Nal studied the view of the lighted city, but it was only by degrees that he became conscious of something amiss with it. It looked as though a V-shaped wedge had blotted out one section of the lights with a darkness that was absolute. At the very apex of the wedge was a tiny glowing point.
Even as he tried to understand the mystery, something passed through the building in which Grifa and he were standing. It was a curious surging motion as though an immense wind had passed through solid matter and then subsided again.
“Great heavens,” Nal whispered suddenly, his eyes suddenly becoming round with alarm. “That point is approximately where the research laboratory is.

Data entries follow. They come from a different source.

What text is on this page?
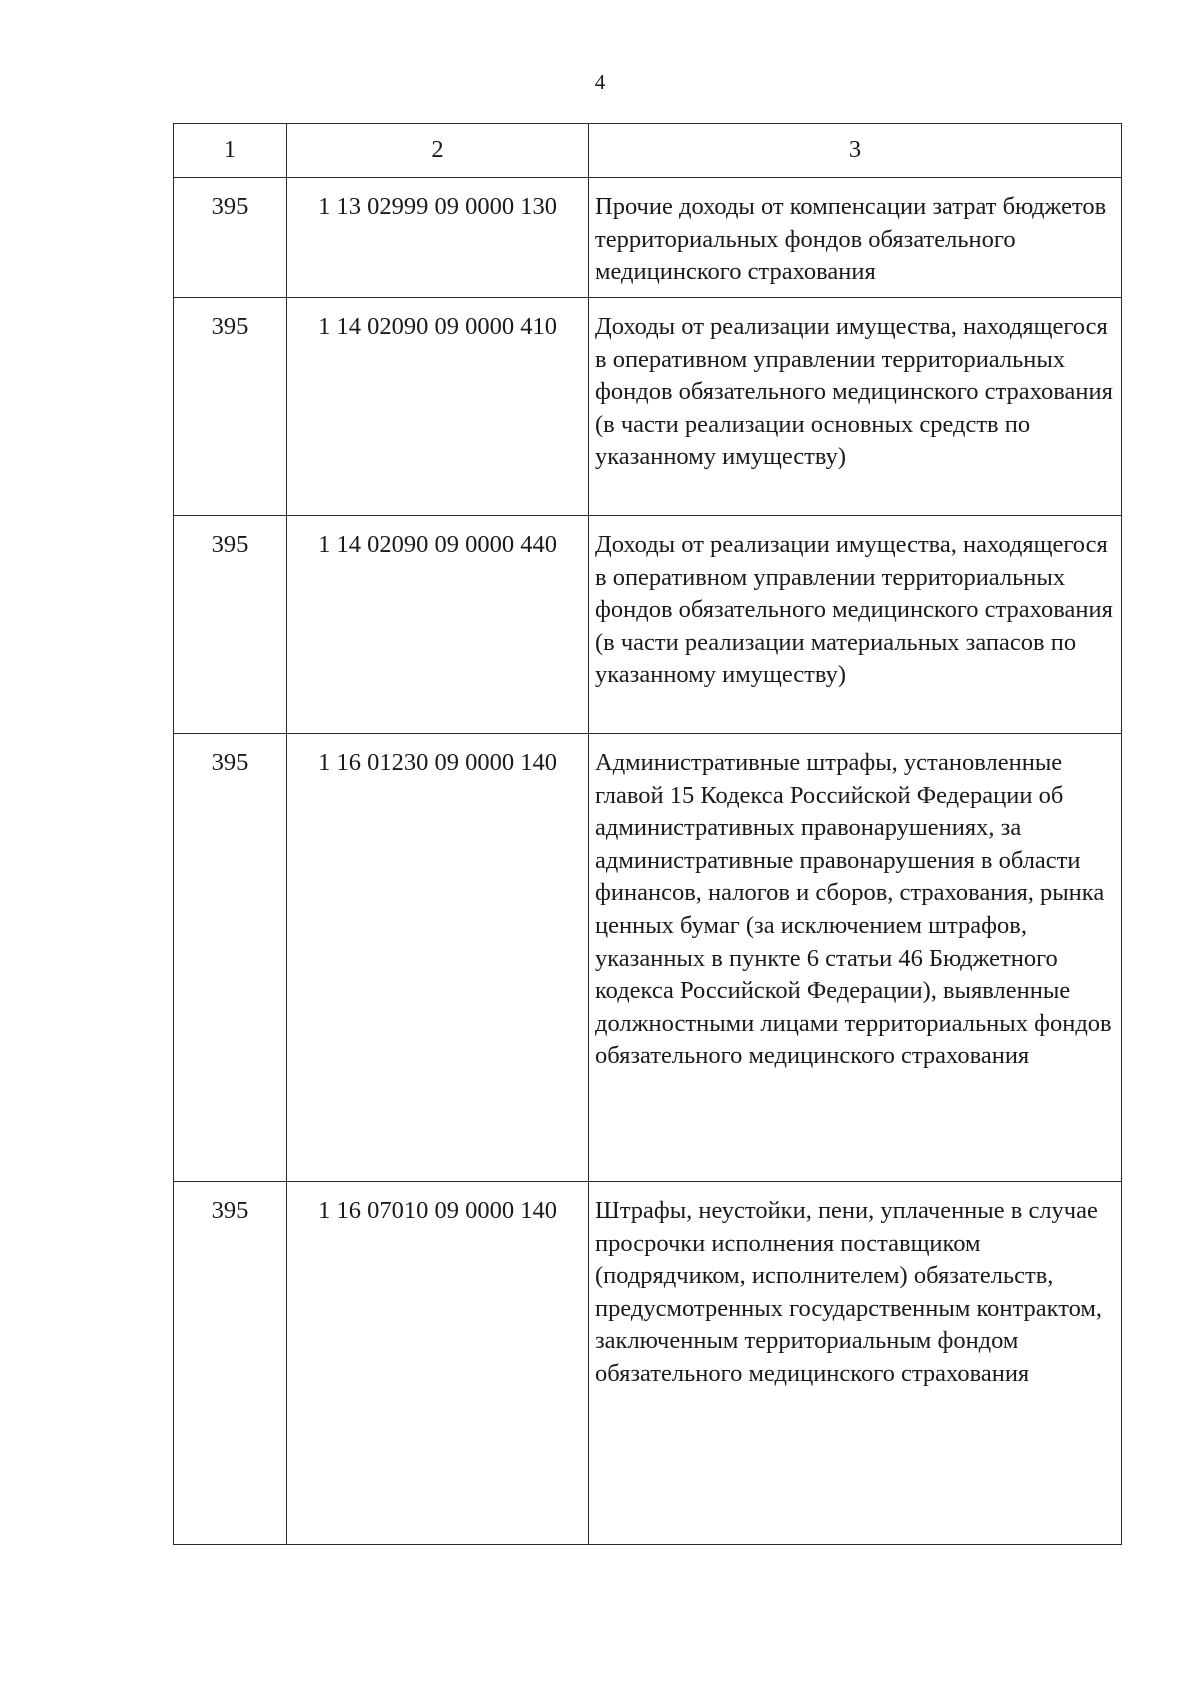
4
1	2	3
395	1 13 02999 09 0000 130	Прочие доходы от компенсации затрат бюджетов территориальных фондов обязательного медицинского страхования
395	1 14 02090 09 0000 410	Доходы от реализации имущества, находящегося в оперативном управлении территориальных фондов обязательного медицинского страхования (в части реализации основных средств по указанному имуществу)
395	1 14 02090 09 0000 440	Доходы от реализации имущества, находящегося в оперативном управлении территориальных фондов обязательного медицинского страхования (в части реализации материальных запасов по указанному имуществу)
395	1 16 01230 09 0000 140	Административные штрафы, установленные главой 15 Кодекса Российской Федерации об административных правонарушениях, за административные правонарушения в области финансов, налогов и сборов, страхования, рынка ценных бумаг (за исключением штрафов, указанных в пункте 6 статьи 46 Бюджетного кодекса Российской Федерации), выявленные должностными лицами территориальных фондов обязательного медицинского страхования
395	1 16 07010 09 0000 140	Штрафы, неустойки, пени, уплаченные в случае просрочки исполнения поставщиком (подрядчиком, исполнителем) обязательств, предусмотренных государственным контрактом, заключенным территориальным фондом обязательного медицинского страхования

Surely it isn’t possible that—Mydia!” he breathed. “But—but she couldn’t have—!”
“What in cosmos are you talking about?” Grifa snapped, seizing Nal’s arm tightly. “What’s wrong, boy? You’re not suggesting that something has happened to your converter, are you?”
“I—I don’t know. I hardly dare think—”
“What do you mean by ‘Mydia’? What has a woman to do with it?”
Nal turned suddenly. “I’ve got to find out, sir.”
He headed from the apartment with long strides and the savant followed him. When they reached the street they found it jammed with milling crowds, and from here the amazing V-fault across the city was more than ever obvious. The buildings within this segment had entirely vanished. Those on the fringes of it were neatly, flawlessly, bisected.
“Come on!” Grifa snapped, pushing his way through the men and women with Nal at his side. “There’s something devilishly wrong here.”
With the realization that they were taking a desperate risk they hurried to the outermost edge of the V-section, but once they passed into it they experienced no ill effects. There was solid ground, smooth as the face a black mirror, from which all traces of buildings and the people who had been within them had utterly disappeared.